Konut dokunulmazlığını ihlal suçu mağdura ait konuta veya bunların eklentilerine rızaya aykırı bir şekilde girilmesi veya girildikten sonra çıkılmaması ile oluştuğundan; konut kavramının ceza hukukunda hangi anlamda kullanıldığının açıklanması gerekir. Ceza hukukunda konut; kişilerin, devamlı veya geçici olarak yerleşmek ve barınmak amacıyla oturmalarına elverişli yerler olarak tarif edilmektedir. Ceza hukukunda konut kavramı, özel hukukta tanımlanan konut kavramından oldukça geniş bir anlama sahiptir.

Konut dokunulmazlığının ihlali suçunun maddi konusu olan konut bazı özellikler arz eder, bu özellikler şunlardır:

*Ceza hukukunda konut devamlı veya geçici olarak kalınan; yapısı, karakteri, şekli, genişliğinden ziyade oturmaya, barınmaya veya yaşamsal ihtiyaçları gidermeye yarayan açık veya kapalı her türlü mekandır.

*Konut insanların barınma ihtiyaçlarını giderdikleri, deyim yerindeyse sığındıkları her yerdir.

*Konut, sadece kişinin ikametgahının bulunduğu yer değildir.

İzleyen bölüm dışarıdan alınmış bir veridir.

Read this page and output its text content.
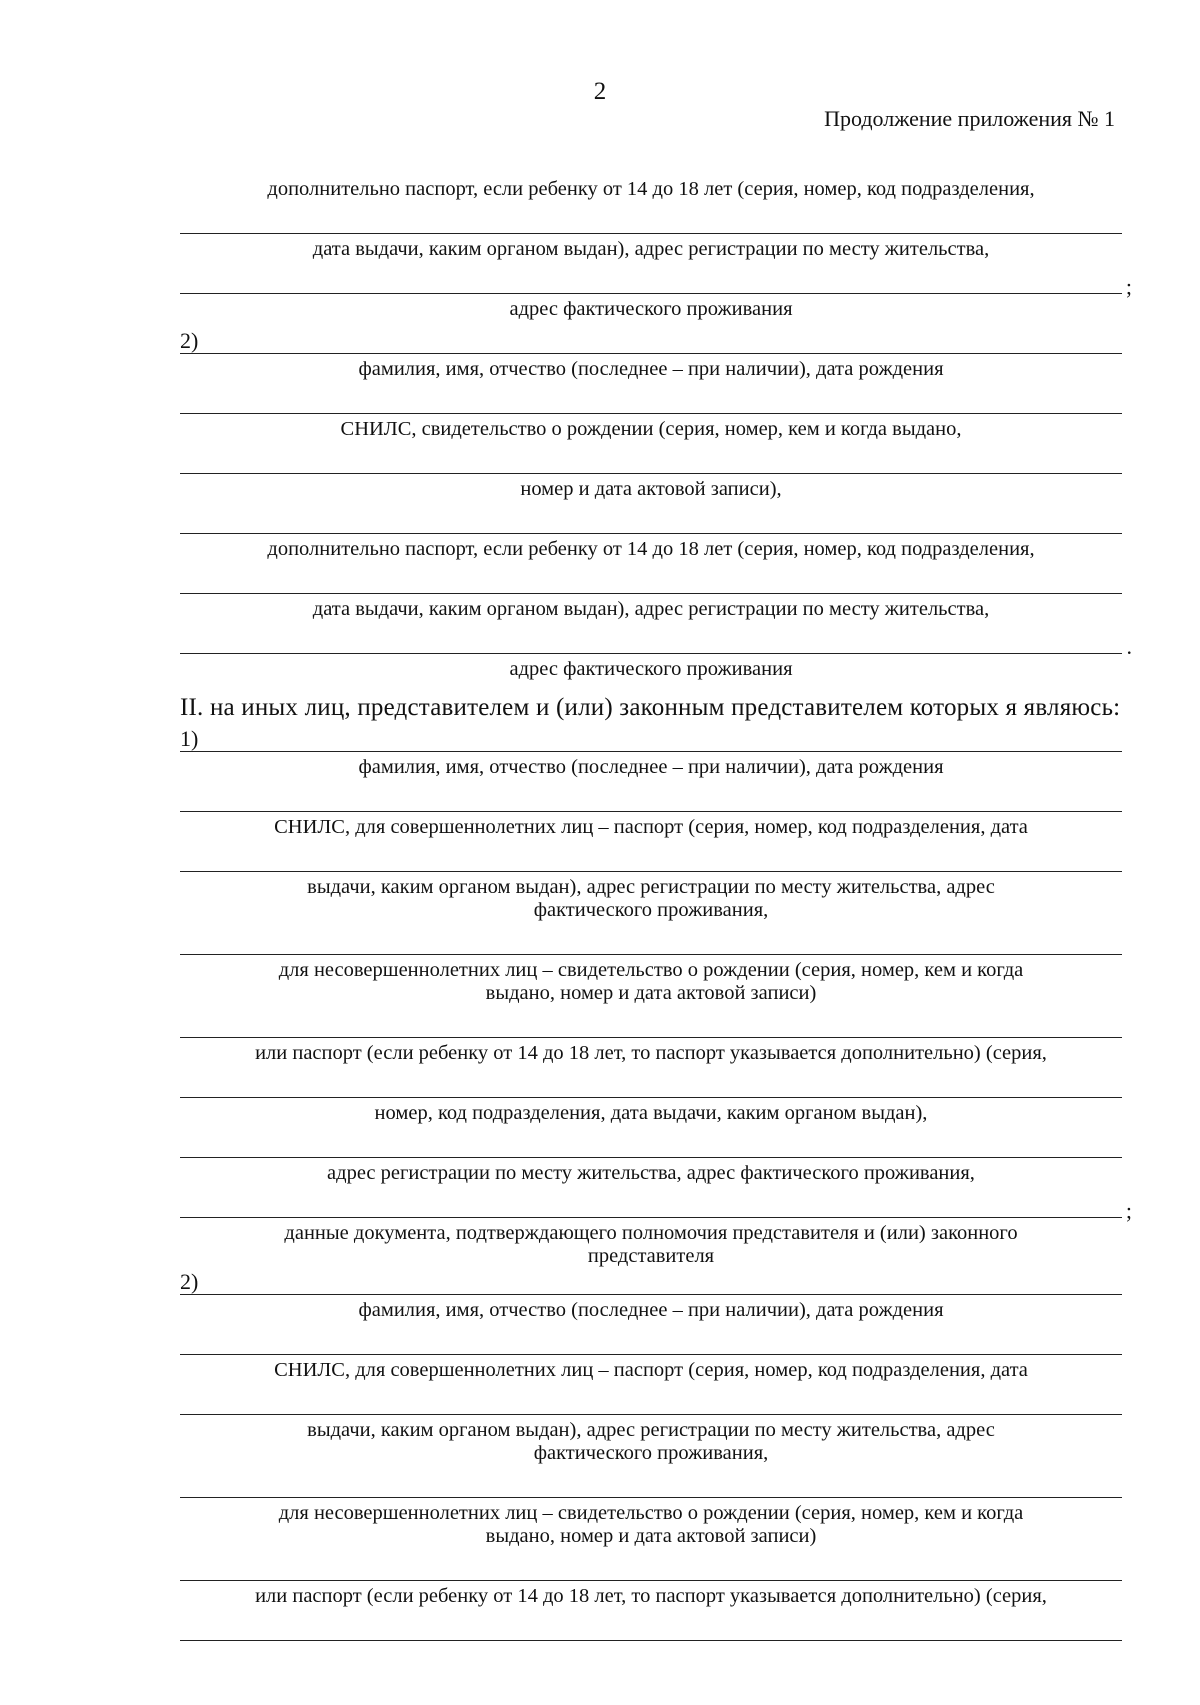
2
Продолжение приложения № 1
дополнительно паспорт, если ребенку от 14 до 18 лет (серия, номер, код подразделения,
дата выдачи, каким органом выдан), адрес регистрации по месту жительства,
;
адрес фактического проживания
2)
фамилия, имя, отчество (последнее – при наличии), дата рождения
СНИЛС, свидетельство о рождении (серия, номер, кем и когда выдано,
номер и дата актовой записи),
дополнительно паспорт, если ребенку от 14 до 18 лет (серия, номер, код подразделения,
дата выдачи, каким органом выдан), адрес регистрации по месту жительства,
.
адрес фактического проживания
II. на иных лиц, представителем и (или) законным представителем которых я являюсь:
1)
фамилия, имя, отчество (последнее – при наличии), дата рождения
СНИЛС, для совершеннолетних лиц – паспорт (серия, номер, код подразделения, дата
выдачи, каким органом выдан), адрес регистрации по месту жительства, адрес
фактического проживания,
для несовершеннолетних лиц – свидетельство о рождении (серия, номер, кем и когда
выдано, номер и дата актовой записи)
или паспорт (если ребенку от 14 до 18 лет, то паспорт указывается дополнительно) (серия,
номер, код подразделения, дата выдачи, каким органом выдан),
адрес регистрации по месту жительства, адрес фактического проживания,
;
данные документа, подтверждающего полномочия представителя и (или) законного
представителя
2)
фамилия, имя, отчество (последнее – при наличии), дата рождения
СНИЛС, для совершеннолетних лиц – паспорт (серия, номер, код подразделения, дата
выдачи, каким органом выдан), адрес регистрации по месту жительства, адрес
фактического проживания,
для несовершеннолетних лиц – свидетельство о рождении (серия, номер, кем и когда
выдано, номер и дата актовой записи)
или паспорт (если ребенку от 14 до 18 лет, то паспорт указывается дополнительно) (серия,
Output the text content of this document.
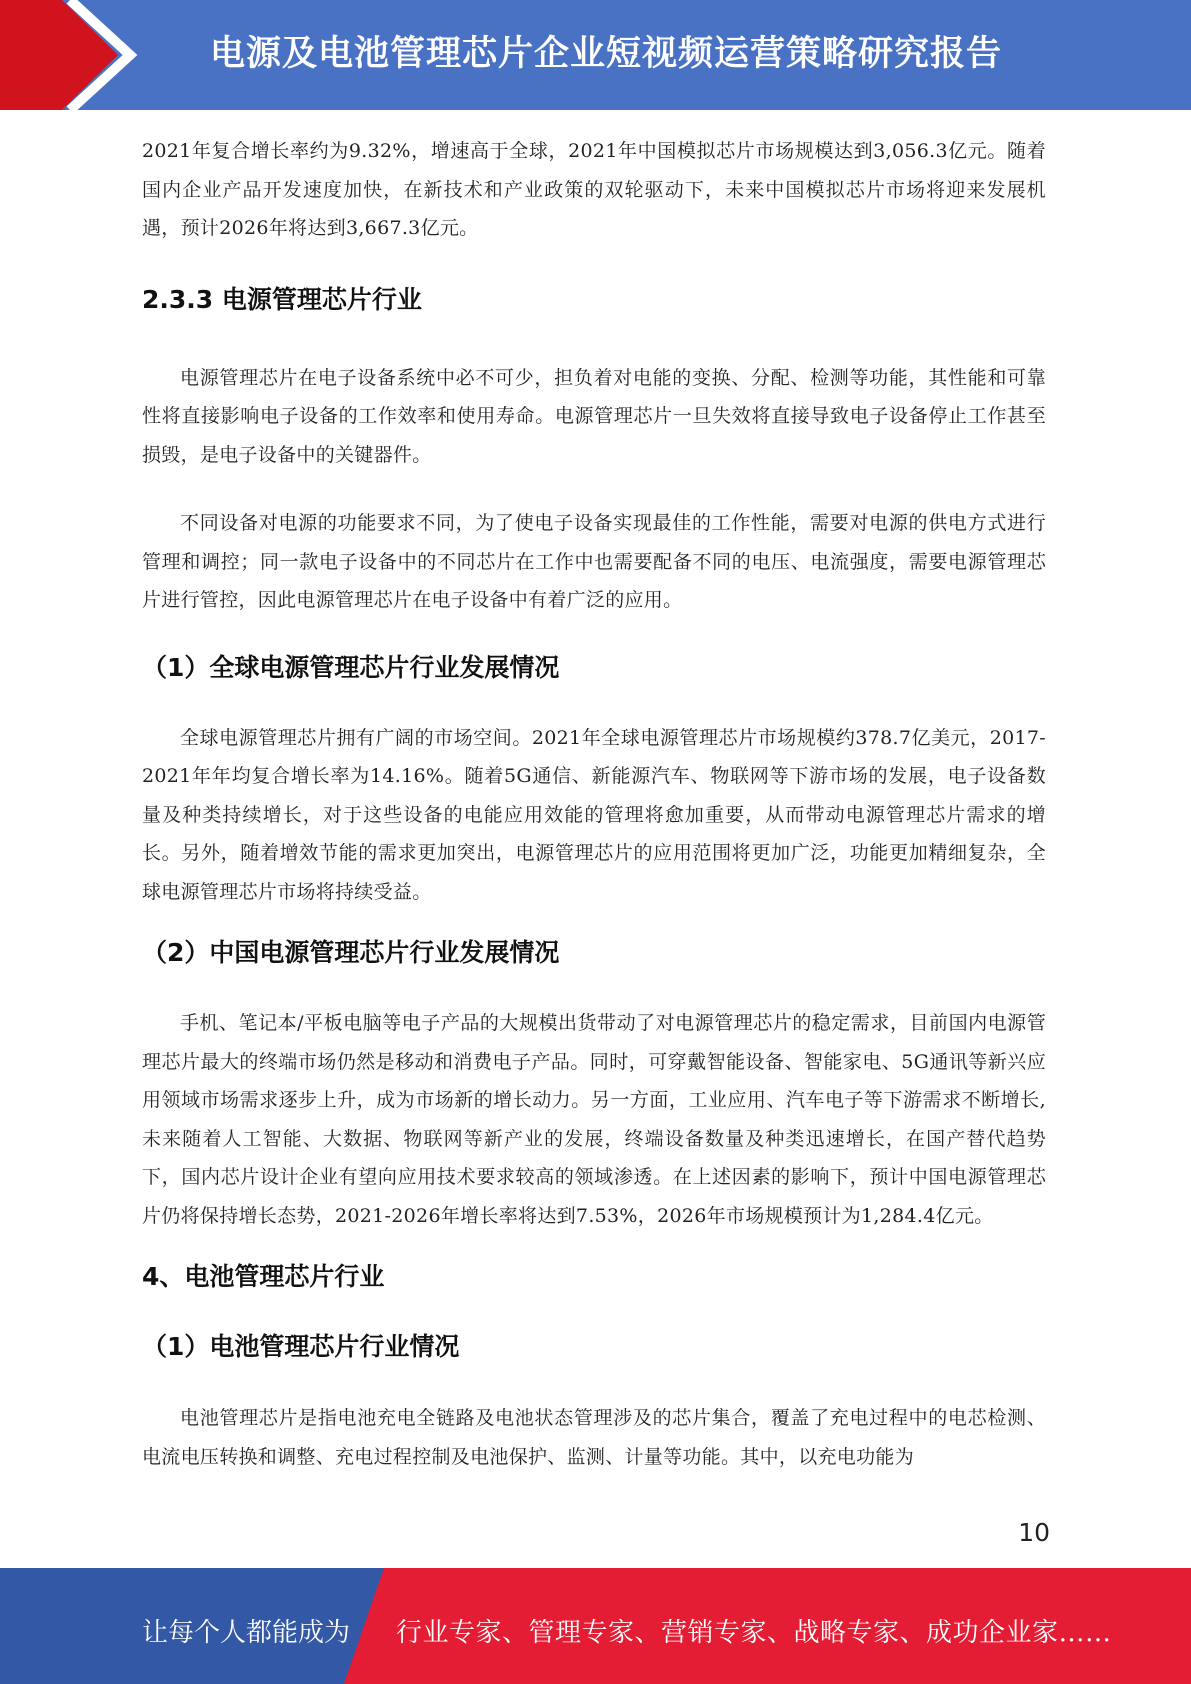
电源及电池管理芯片企业短视频运营策略研究报告

2021年复合增长率约为9.32%，增速高于全球，2021年中国模拟芯片市场规模达到3,056.3亿元。随着国内企业产品开发速度加快，在新技术和产业政策的双轮驱动下，未来中国模拟芯片市场将迎来发展机遇，预计2026年将达到3,667.3亿元。

2.3.3 电源管理芯片行业

电源管理芯片在电子设备系统中必不可少，担负着对电能的变换、分配、检测等功能，其性能和可靠性将直接影响电子设备的工作效率和使用寿命。电源管理芯片一旦失效将直接导致电子设备停止工作甚至损毁，是电子设备中的关键器件。

不同设备对电源的功能要求不同，为了使电子设备实现最佳的工作性能，需要对电源的供电方式进行管理和调控；同一款电子设备中的不同芯片在工作中也需要配备不同的电压、电流强度，需要电源管理芯片进行管控，因此电源管理芯片在电子设备中有着广泛的应用。

（1）全球电源管理芯片行业发展情况

全球电源管理芯片拥有广阔的市场空间。2021年全球电源管理芯片市场规模约378.7亿美元，2017-2021年年均复合增长率为14.16%。随着5G通信、新能源汽车、物联网等下游市场的发展，电子设备数量及种类持续增长，对于这些设备的电能应用效能的管理将愈加重要，从而带动电源管理芯片需求的增长。另外，随着增效节能的需求更加突出，电源管理芯片的应用范围将更加广泛，功能更加精细复杂，全球电源管理芯片市场将持续受益。

（2）中国电源管理芯片行业发展情况

手机、笔记本/平板电脑等电子产品的大规模出货带动了对电源管理芯片的稳定需求，目前国内电源管理芯片最大的终端市场仍然是移动和消费电子产品。同时，可穿戴智能设备、智能家电、5G通讯等新兴应用领域市场需求逐步上升，成为市场新的增长动力。另一方面，工业应用、汽车电子等下游需求不断增长,未来随着人工智能、大数据、物联网等新产业的发展，终端设备数量及种类迅速增长，在国产替代趋势下，国内芯片设计企业有望向应用技术要求较高的领域渗透。在上述因素的影响下，预计中国电源管理芯片仍将保持增长态势，2021-2026年增长率将达到7.53%，2026年市场规模预计为1,284.4亿元。

4、电池管理芯片行业
（1）电池管理芯片行业情况

电池管理芯片是指电池充电全链路及电池状态管理涉及的芯片集合，覆盖了充电过程中的电芯检测、电流电压转换和调整、充电过程控制及电池保护、监测、计量等功能。其中，以充电功能为

10
让每个人都能成为 行业专家、管理专家、营销专家、战略专家、成功企业家……
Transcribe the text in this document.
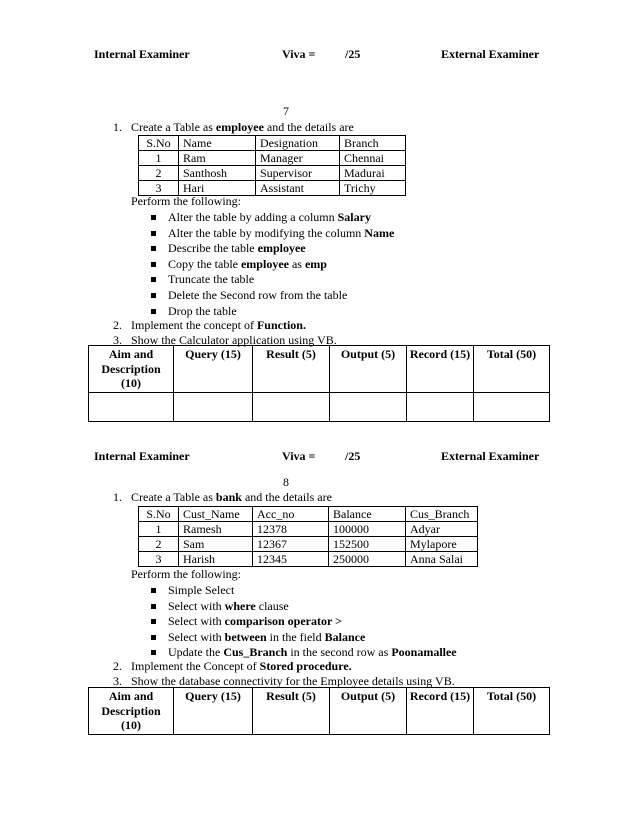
Internal Examiner	Viva = /25	External Examiner
7
1. Create a Table as employee and the details are
S.No	Name	Designation	Branch
1	Ram	Manager	Chennai
2	Santhosh	Supervisor	Madurai
3	Hari	Assistant	Trichy
Perform the following:
Alter the table by adding a column Salary
Alter the table by modifying the column Name
Describe the table employee
Copy the table employee as emp
Truncate the table
Delete the Second row from the table
Drop the table
2. Implement the concept of Function.
3. Show the Calculator application using VB.
Aim and Description (10)	Query (15)	Result (5)	Output (5)	Record (15)	Total (50)

Internal Examiner	Viva = /25	External Examiner
8
1. Create a Table as bank and the details are
S.No	Cust_Name	Acc_no	Balance	Cus_Branch
1	Ramesh	12378	100000	Adyar
2	Sam	12367	152500	Mylapore
3	Harish	12345	250000	Anna Salai
Perform the following:
Simple Select
Select with where clause
Select with comparison operator >
Select with between in the field Balance
Update the Cus_Branch in the second row as Poonamallee
2. Implement the Concept of Stored procedure.
3. Show the database connectivity for the Employee details using VB.
Aim and Description (10)	Query (15)	Result (5)	Output (5)	Record (15)	Total (50)
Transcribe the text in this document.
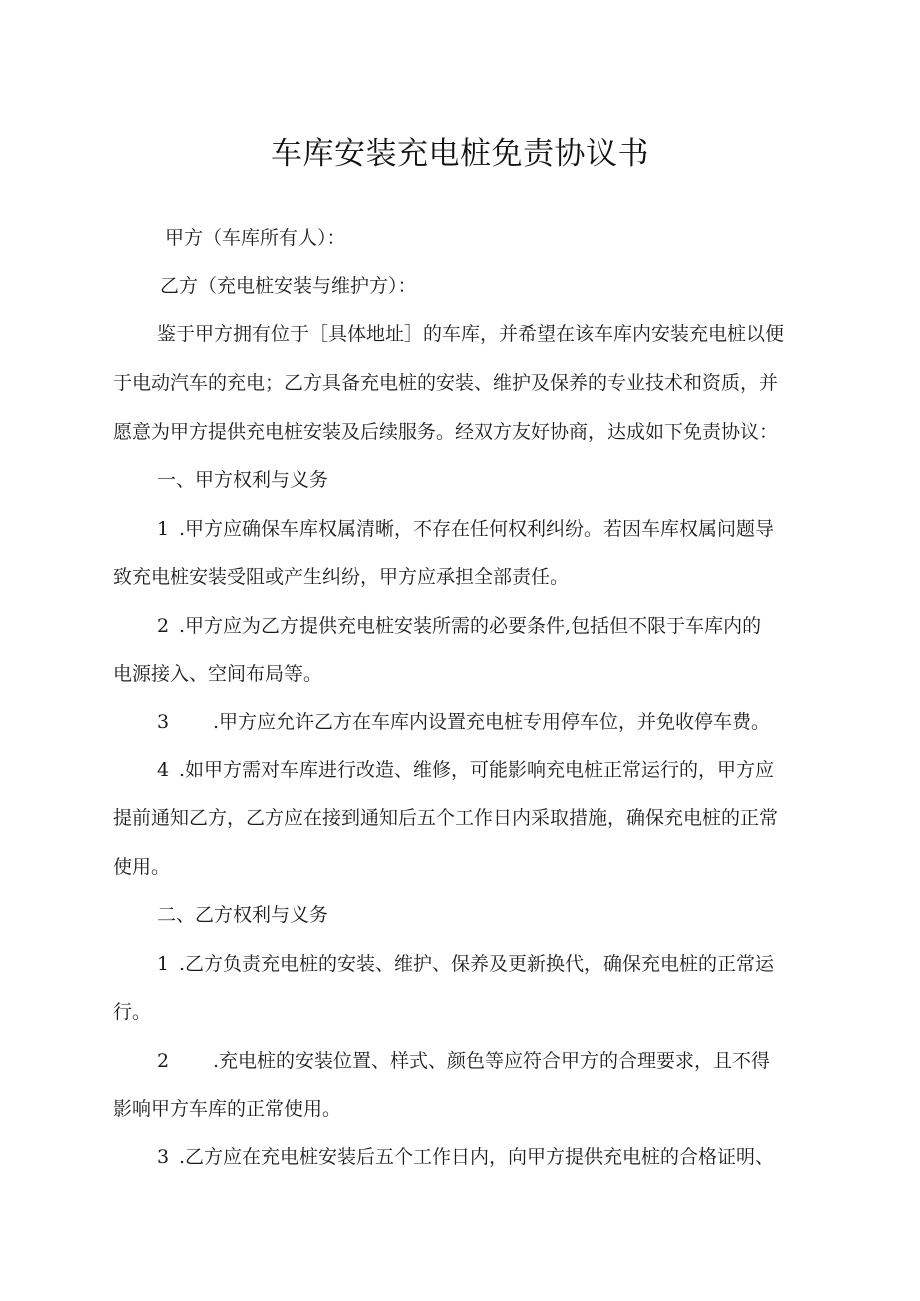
车库安装充电桩免责协议书
甲方（车库所有人）：
乙方（充电桩安装与维护方）：
鉴于甲方拥有位于［具体地址］的车库，并希望在该车库内安装充电桩以便
于电动汽车的充电；乙方具备充电桩的安装、维护及保养的专业技术和资质，并
愿意为甲方提供充电桩安装及后续服务。经双方友好协商，达成如下免责协议：
一、甲方权利与义务
1 .甲方应确保车库权属清晰，不存在任何权利纠纷。若因车库权属问题导
致充电桩安装受阻或产生纠纷，甲方应承担全部责任。
2 .甲方应为乙方提供充电桩安装所需的必要条件,包括但不限于车库内的
电源接入、空间布局等。
3 .甲方应允许乙方在车库内设置充电桩专用停车位，并免收停车费。
4 .如甲方需对车库进行改造、维修，可能影响充电桩正常运行的，甲方应
提前通知乙方，乙方应在接到通知后五个工作日内采取措施，确保充电桩的正常
使用。
二、乙方权利与义务
1 .乙方负责充电桩的安装、维护、保养及更新换代，确保充电桩的正常运
行。
2 .充电桩的安装位置、样式、颜色等应符合甲方的合理要求，且不得
影响甲方车库的正常使用。
3 .乙方应在充电桩安装后五个工作日内，向甲方提供充电桩的合格证明、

Geçici olarak kullanılan yerler de konut sayılır. Önemli olan kişilerin geçici de olsa herhangi bir yeri oturma amacıyla kullanmasıdır. Örneğin, 3 ay süreyle kullanılan bir yazlık eve kimsenin bulunmadığı kış mevsiminde rızaya aykırı girilmesi halinde konut dokunulmazlığını ihlal suçu oluşur.

*Gece kalmaya tahsis edilemese bile, kişinin özel ihtiyaçlarını yerine getirdiği, hayati faaliyetlerini sürdürdüğü her yer konut olarak kabul edilir. Örneğin, insanların yemek yediği, misafirlerini ağırladığı ancak gece kalmadığı bir mekan konut sayılır.

*Konutun bulunduğu yerin açık veya kapalı olması önemli değildir. Örneğin, kişinin kapısı yarı açık bir barakada yaşaması halinde, bu baraka konut niteliğindedir.

*Fiilen hiçbir şekilde zaman geçirilmese veya oturulmasa bile, oturmaya hazır hale getirilen yerler de konut olarak kabul edilir. Örneğin, 3 ay sonra evlenecek olan bir çiftin ev eşyalarını yerleştirmesine rağmen, konutta henüz oturulmadan eşyalarının çalınması halinde konut dokunulmazlığının ihlali suçu işlenmiş olur.

Konut dokunulmazlığının ihlali suçu, kişi hürriyetine karşı suçlar arasında olduğundan, girilmesi suç teşkil eden konutun şekli, yapısı, kullanım biçimi tümüyle kullanan kişinin özgür seçimine bağlıdır.

Konut dokunulmazlığının ihlali
Madde 116-
(1) Bir kimsenin konutuna, konutunun eklentilerine rızasına aykırı olarak giren veya rıza ile girdikten sonra buradan çıkmayan kişi, mağdurun şikayeti üzerine, altı aydan iki yıla kadar hapis cezası ile cezalandırılır.

(2) (Değişik: 31/3/2005 – 5328/8 md.) Birinci fıkra kapsamına giren fiillerin, açık bir rızaya gerek duyulmaksızın girilmesi mutat olan yerler dışında kalan işyerleri ve eklentileri hakkında işlenmesi hâlinde, mağdurun şikâyeti üzerine altı aydan bir yıla kadar hapis veya adlî para cezasına hükmolunur.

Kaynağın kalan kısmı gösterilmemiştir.